Open 0xB10C opened this issue 2 years ago • 5 comments

This is more a design issue rather then a technical one. Feel free to close or move if this is not the right place.

I found the five dots under "Blocktime" as pictured below to be confusing. My intuition on a Android phone was to swipe or tap on them to go to other screens / block clock designs. I this always paused my IBD. I think this are two separate problems.

  1. It's not clear that clicking on the blocktime will pause the IBD.
  2. The dots don't really convey that we don't have connections or are opening connections.

image

0xB10C avatar Apr 17 '23 16:04 0xB10C

cc @GBKS

hebasto avatar Apr 17 '23 16:04 hebasto

Thanks for reporting. Others had this feedback also. We have explored ideas around making individual parts of the block clock interactive, with proper tool tips and all.

Hit zones might be something like in the image below. You wouldn't see these, but this shows the separate areas, each one with a different function.

image

A tool tip exploration for when hovering (or tapping mobile) the peers dots.

image

Some ideas:

  • Tap the logo to pause/resume
  • Tap the text to switch between block time and time since last block
  • Tap peers to navigate to the peers screen
  • Tap the progress dial to... toggle size maybe?

Definitely something we need to revisit.

GBKS avatar Apr 18 '23 06:04 GBKS

Accidentally pausing during IBD isn't intuitive for a new user or for someone familiar with the standard Core IBD process. (Standard Bitcoin Core has no "single click to pause" functionality). I accidentally left the node paused more than once, including overnight and lost time.

Another idea that I prefer over a "pause" hitbox would be:

  • tapping inside the circle to show a message "Hold for three seconds to pause" then require the user to hold down a tap for 3 seconds inside the circle before pausing the node.

This would require a more deliberate action that a single tap and reduce frustration from users.

epiccurious avatar May 16 '23 16:05 epiccurious

Normally, interactive UI elements with horizontal dots are three dots (ellipsis).

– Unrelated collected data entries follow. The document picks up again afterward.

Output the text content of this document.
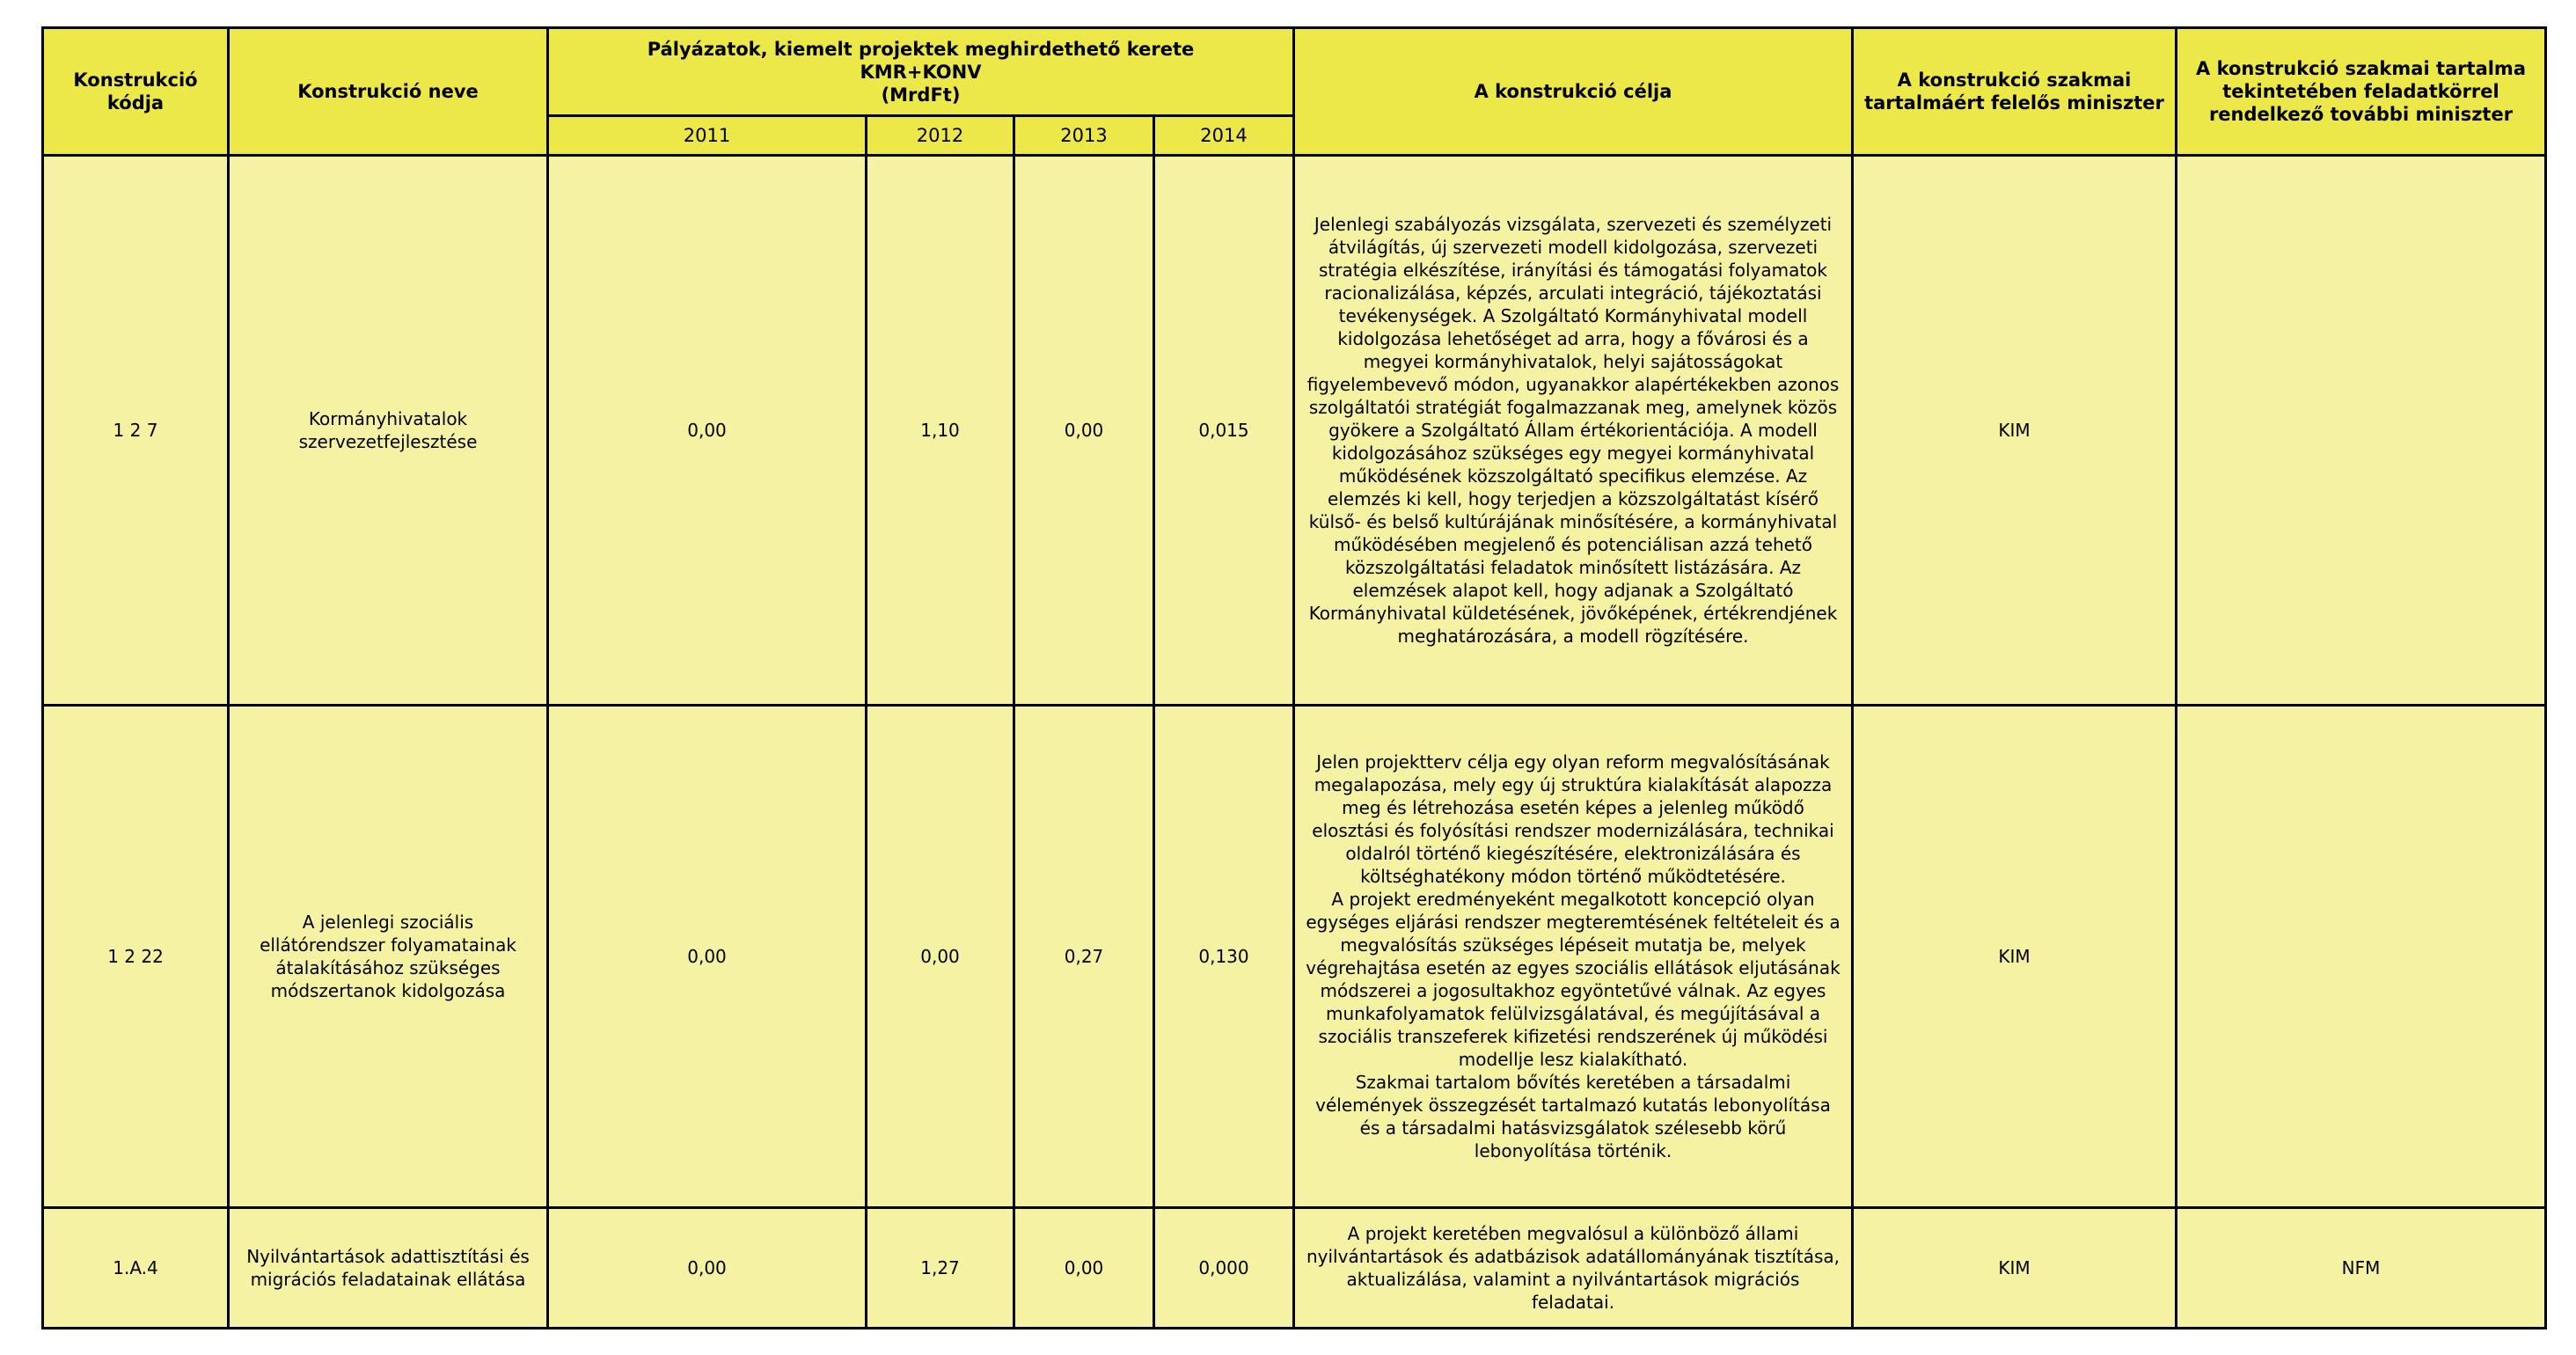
Konstrukció kódja	Konstrukció neve	Pályázatok, kiemelt projektek meghirdethető kerete
KMR+KONV
(MrdFt)				A konstrukció célja	A konstrukció szakmai tartalmáért felelős miniszter	A konstrukció szakmai tartalma tekintetében feladatkörrel rendelkező további miniszter
		2011	2012	2013	2014			
1 2 7	Kormányhivatalok szervezetfejlesztése	0,00	1,10	0,00	0,015	Jelenlegi szabályozás vizsgálata, szervezeti és személyzeti átvilágítás, új szervezeti modell kidolgozása, szervezeti stratégia elkészítése, irányítási és támogatási folyamatok racionalizálása, képzés, arculati integráció, tájékoztatási tevékenységek. A Szolgáltató Kormányhivatal modell kidolgozása lehetőséget ad arra, hogy a fővárosi és a megyei kormányhivatalok, helyi sajátosságokat figyelembevevő módon, ugyanakkor alapértékekben azonos szolgáltatói stratégiát fogalmazzanak meg, amelynek közös gyökere a Szolgáltató Állam értékorientációja. A modell kidolgozásához szükséges egy megyei kormányhivatal működésének közszolgáltató specifikus elemzése. Az elemzés ki kell, hogy terjedjen a közszolgáltatást kísérő külső- és belső kultúrájának minősítésére, a kormányhivatal működésében megjelenő és potenciálisan azzá tehető közszolgáltatási feladatok minősített listázására. Az elemzések alapot kell, hogy adjanak a Szolgáltató Kormányhivatal küldetésének, jövőképének, értékrendjének meghatározására, a modell rögzítésére.	KIM	
1 2 22	A jelenlegi szociális ellátórendszer folyamatainak átalakításához szükséges módszertanok kidolgozása	0,00	0,00	0,27	0,130	Jelen projektterv célja egy olyan reform megvalósításának megalapozása, mely egy új struktúra kialakítását alapozza meg és létrehozása esetén képes a jelenleg működő elosztási és folyósítási rendszer modernizálására, technikai oldalról történő kiegészítésére, elektronizálására és költséghatékony módon történő működtetésére.
A projekt eredményeként megalkotott koncepció olyan egységes eljárási rendszer megteremtésének feltételeit és a megvalósítás szükséges lépéseit mutatja be, melyek végrehajtása esetén az egyes szociális ellátások eljutásának módszerei a jogosultakhoz egyöntetűvé válnak. Az egyes munkafolyamatok felülvizsgálatával, és megújításával a szociális transzeferek kifizetési rendszerének új működési modellje lesz kialakítható.
Szakmai tartalom bővítés keretében a társadalmi vélemények összegzését tartalmazó kutatás lebonyolítása és a társadalmi hatásvizsgálatok szélesebb körű lebonyolítása történik.	KIM	
1.A.4	Nyilvántartások adattisztítási és migrációs feladatainak ellátása	0,00	1,27	0,00	0,000	A projekt keretében megvalósul a különböző állami nyilvántartások és adatbázisok adatállományának tisztítása, aktualizálása, valamint a nyilvántartások migrációs feladatai.	KIM	NFM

What is the rationale for using five dots instead of three?

epiccurious avatar May 16 '23 16:05 epiccurious

By three dots, are you referring to option buttons? If so, that's quite a different UI context. Dots can be used in various ways, like for pagination - one dot per page - often used in areas where you can horizontally swipe between content panels. I don't think there's an issue with using 5 dots here. Each represents 20% of the target number of peers we need for a good connection. 5 is a nice number that can convey the right amount of detail and it's easy to visually grasp quickly (for example, it would be harder to count active dots if there were 10).